A surgical approach to Wilms' tumour with retrohepatic vena caval extension
- PMID: 23344152
- DOI: 10.1007/s00383-013-3263-2
A surgical approach to Wilms' tumour with retrohepatic vena caval extension
Abstract
Purpose: Wilms' tumours (WT) with retrohepatic vascular extension traditionally requires cardiac bypass for complete excision. We share our experience of these complex cases.
Methods: A retrospective review was performed of children with WT with retrohepatic vascular extension presenting to two UK children's hospitals. Tumour stage, chemotherapy, level of vascular extension, operative details and complication data were analysed.
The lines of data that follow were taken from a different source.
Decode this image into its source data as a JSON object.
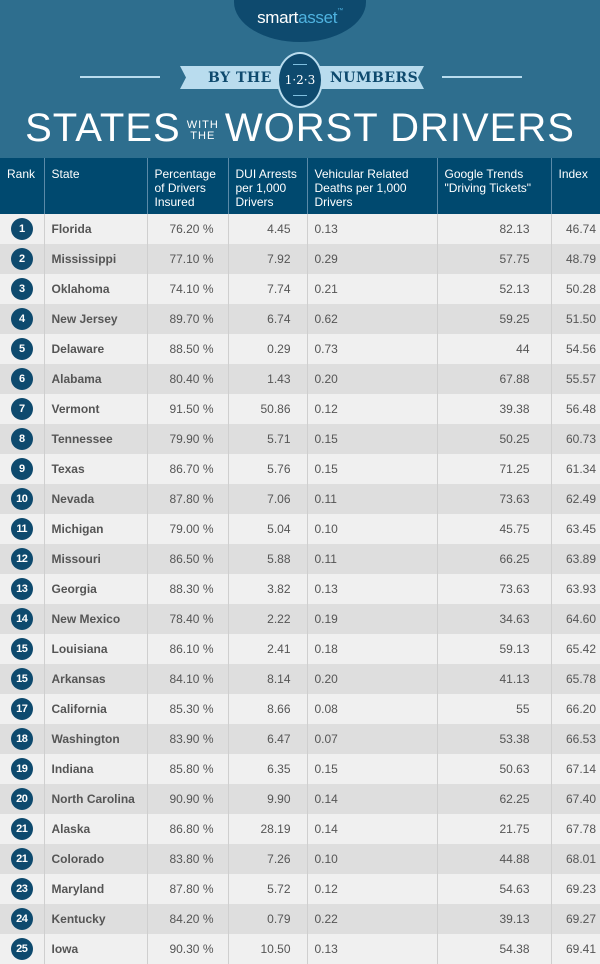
{
  "brand": {
    "logo_main": "smart",
    "logo_accent": "asset",
    "logo_tm": "™",
    "colors": {
      "background": "#2e6e8e",
      "navy": "#0e4a6e",
      "header": "#00496f",
      "ribbon": "#b9dcee",
      "accent": "#4fb3e0"
    }
  },
  "banner": {
    "left": "BY THE",
    "badge": "1·2·3",
    "right": "NUMBERS"
  },
  "title": {
    "part1": "STATES",
    "small_top": "WITH",
    "small_bottom": "THE",
    "part2": "WORST DRIVERS"
  },
  "table": {
    "columns": [
      "Rank",
      "State",
      "Percentage of Drivers Insured",
      "DUI Arrests per 1,000 Drivers",
      "Vehicular Related Deaths per 1,000 Drivers",
      "Google Trends \"Driving Tickets\"",
      "Index"
    ],
    "rows": [
      {
        "rank": "1",
        "state": "Florida",
        "pct": "76.20 %",
        "dui": "4.45",
        "deaths": "0.13",
        "trends": "82.13",
        "index": "46.74"
      },
      {
        "rank": "2",
        "state": "Mississippi",
        "pct": "77.10 %",
        "dui": "7.92",
        "deaths": "0.29",
        "trends": "57.75",
        "index": "48.79"
      },
      {
        "rank": "3",
        "state": "Oklahoma",
        "pct": "74.10 %",
        "dui": "7.74",
        "deaths": "0.21",
        "trends": "52.13",
        "index": "50.28"
      },
      {
        "rank": "4",
        "state": "New Jersey",
        "pct": "89.70 %",
        "dui": "6.74",
        "deaths": "0.62",
        "trends": "59.25",
        "index": "51.50"
      },
      {
        "rank": "5",
        "state": "Delaware",
        "pct": "88.50 %",
        "dui": "0.29",
        "deaths": "0.73",
        "trends": "44",
        "index": "54.56"
      },
      {
        "rank": "6",
        "state": "Alabama",
        "pct": "80.40 %",
        "dui": "1.43",
        "deaths": "0.20",
        "trends": "67.88",
        "index": "55.57"
      },
      {
        "rank": "7",
        "state": "Vermont",
        "pct": "91.50 %",
        "dui": "50.86",
        "deaths": "0.12",
        "trends": "39.38",
        "index": "56.48"
      },
      {
        "rank": "8",
        "state": "Tennessee",
        "pct": "79.90 %",
        "dui": "5.71",
        "deaths": "0.15",
        "trends": "50.25",
        "index": "60.73"
      },
      {
        "rank": "9",
        "state": "Texas",
        "pct": "86.70 %",
        "dui": "5.76",
        "deaths": "0.15",
        "trends": "71.25",
        "index": "61.34"
      },
      {
        "rank": "10",
        "state": "Nevada",
        "pct": "87.80 %",
        "dui": "7.06",
        "deaths": "0.11",
        "trends": "73.63",
        "index": "62.49"
      },
      {
        "rank": "11",
        "state": "Michigan",
        "pct": "79.00 %",
        "dui": "5.04",
        "deaths": "0.10",
        "trends": "45.75",
        "index": "63.45"
      },
      {
        "rank": "12",
        "state": "Missouri",
        "pct": "86.50 %",
        "dui": "5.88",
        "deaths": "0.11",
        "trends": "66.25",
        "index": "63.89"
      },
      {
        "rank": "13",
        "state": "Georgia",
        "pct": "88.30 %",
        "dui": "3.82",
        "deaths": "0.13",
        "trends": "73.63",
        "index": "63.93"
      },
      {
        "rank": "14",
        "state": "New Mexico",
        "pct": "78.40 %",
        "dui": "2.22",
        "deaths": "0.19",
        "trends": "34.63",
        "index": "64.60"
      },
      {
        "rank": "15",
        "state": "Louisiana",
        "pct": "86.10 %",
        "dui": "2.41",
        "deaths": "0.18",
        "trends": "59.13",
        "index": "65.42"
      },
      {
        "rank": "15",
        "state": "Arkansas",
        "pct": "84.10 %",
        "dui": "8.14",
        "deaths": "0.20",
        "trends": "41.13",
        "index": "65.78"
      },
      {
        "rank": "17",
        "state": "California",
        "pct": "85.30 %",
        "dui": "8.66",
        "deaths": "0.08",
        "trends": "55",
        "index": "66.20"
      },
      {
        "rank": "18",
        "state": "Washington",
        "pct": "83.90 %",
        "dui": "6.47",
        "deaths": "0.07",
        "trends": "53.38",
        "index": "66.53"
      },
      {
        "rank": "19",
        "state": "Indiana",
        "pct": "85.80 %",
        "dui": "6.35",
        "deaths": "0.15",
        "trends": "50.63",
        "index": "67.14"
      },
      {
        "rank": "20",
        "state": "North Carolina",
        "pct": "90.90 %",
        "dui": "9.90",
        "deaths": "0.14",
        "trends": "62.25",
        "index": "67.40"
      },
      {
        "rank": "21",
        "state": "Alaska",
        "pct": "86.80 %",
        "dui": "28.19",
        "deaths": "0.14",
        "trends": "21.75",
        "index": "67.78"
      },
      {
        "rank": "21",
        "state": "Colorado",
        "pct": "83.80 %",
        "dui": "7.26",
        "deaths": "0.10",
        "trends": "44.88",
        "index": "68.01"
      },
      {
        "rank": "23",
        "state": "Maryland",
        "pct": "87.80 %",
        "dui": "5.72",
        "deaths": "0.12",
        "trends": "54.63",
        "index": "69.23"
      },
      {
        "rank": "24",
        "state": "Kentucky",
        "pct": "84.20 %",
        "dui": "0.79",
        "deaths": "0.22",
        "trends": "39.13",
        "index": "69.27"
      },
      {
        "rank": "25",
        "state": "Iowa",
        "pct": "90.30 %",
        "dui": "10.50",
        "deaths": "0.13",
        "trends": "54.38",
        "index": "69.41"
      }
    ]
  }
}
Results: Ten children were identified. Mean age 6.6 years (range 3.3-8.2 years); tumour side 6 right, 2 left, 2 bilateral. Level of tumour extension was to the right atrium in two, diaphragm in two, hepatic vein (HV) level in four and retrohepatic inferior vena cava (IVC) in one patient. Following chemotherapy it reduced to hepatic veins (5) or below (4). Surgery involved radical nephrectomy and complete mobilisation of the liver off the IVC, which was then clamped, opened and the thrombus excised. There were no intraoperative complications. Mean hospital stay was 9.77 days (7-20 days). Histology showed viable tumour thrombus in six patients. One patient died after 1 year from metastatic disease.
Conclusion: Retrohepatic extension of WT can be managed without bypass using pre-operative chemotherapy and by complete liver mobilisation. The tumour was always adherent to IVC and required sharp dissection.